Vistry’s profit and completions fall in line with expectations

Sept. 10, 2025

Vistry’s half year performance was in line with expectations, the group said today (September 10), with profit and completions down in a reflection of lower demand from affordable housing partners, but with full year guidance unchanged and a “significant step-up expected”. The housebuilder is seeking to “drive an improvement” in private sales in its second half.

During the six months to June 30 2025, Vistry’s adjusted revenue dropped 6% to £1,853.2 million. Adjusted pre-tax profit fell 33% to £80.6 million, while operating profit margin slipped 1.5 basis points to 6.7%.

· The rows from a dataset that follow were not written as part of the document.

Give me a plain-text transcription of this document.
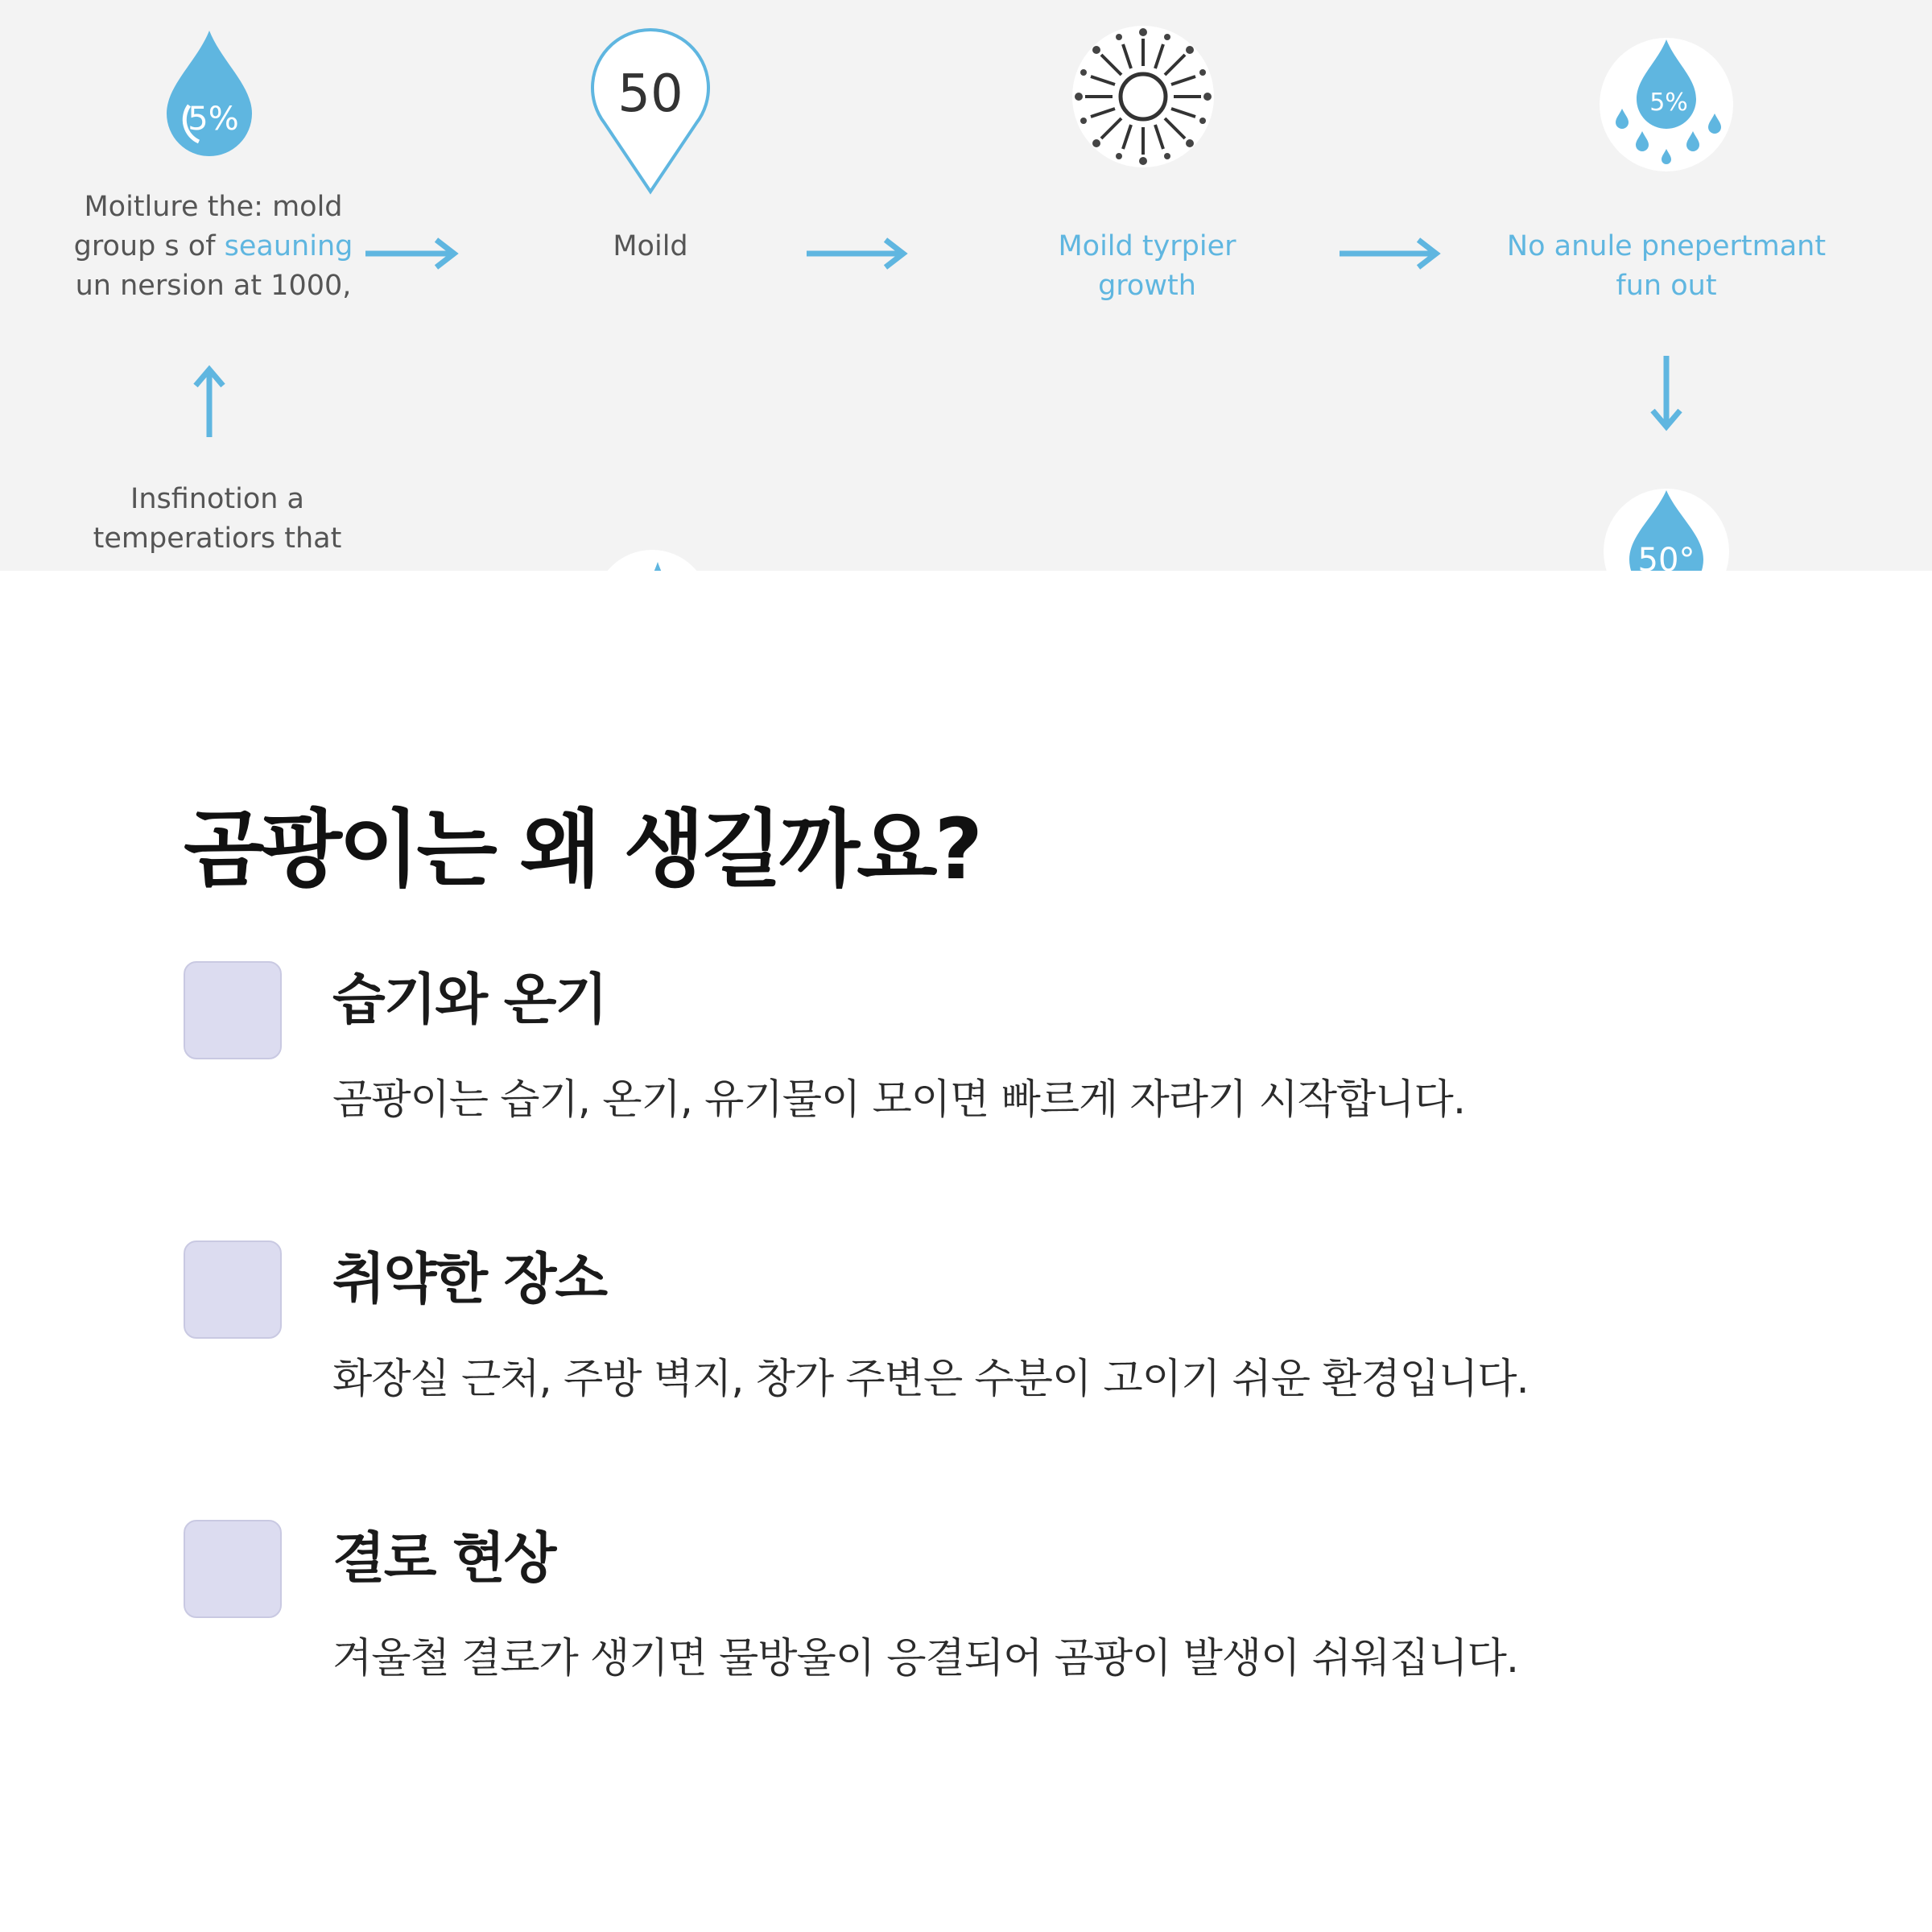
5%
Moitlure the: mold
group s of seauning
un nersion at 1000,
50
Moild	Moild tyrpier
growth
5%
No anule pnepertmant
fun out
Insfinotion a
temperatiors that
50°
곰팡이는 왜 생길까요?
습기와 온기
곰팡이는 습기, 온기, 유기물이 모이면 빠르게 자라기 시작합니다.
취약한 장소
화장실 근처, 주방 벽지, 창가 주변은 수분이 고이기 쉬운 환경입니다.
결로 현상
겨울철 결로가 생기면 물방울이 응결되어 곰팡이 발생이 쉬워집니다.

Reported pre-tax profit, including exceptional items of £19.6 million, dropped 55% to £40.9 million.

Vistry’s completions fell 12% to 6,889 new homes against H1 2024. Partner funded units, representing 73% of the total, fell 14% to 5,055 as uncertainty ahead of June’s Spending Review and “transitional funding constraints” impacted Vistry’s affordable housing partners.

Open market units decreased 4% during Vistry’s first half to 1,834, with average sales outlets reducing to 186 compared to 2024’s 210. Vistry said the “positive momentum” of the first quarter in the sales market softened in the face of macro concerns, ongoing affordability challenges and delayed expected interest rate cuts.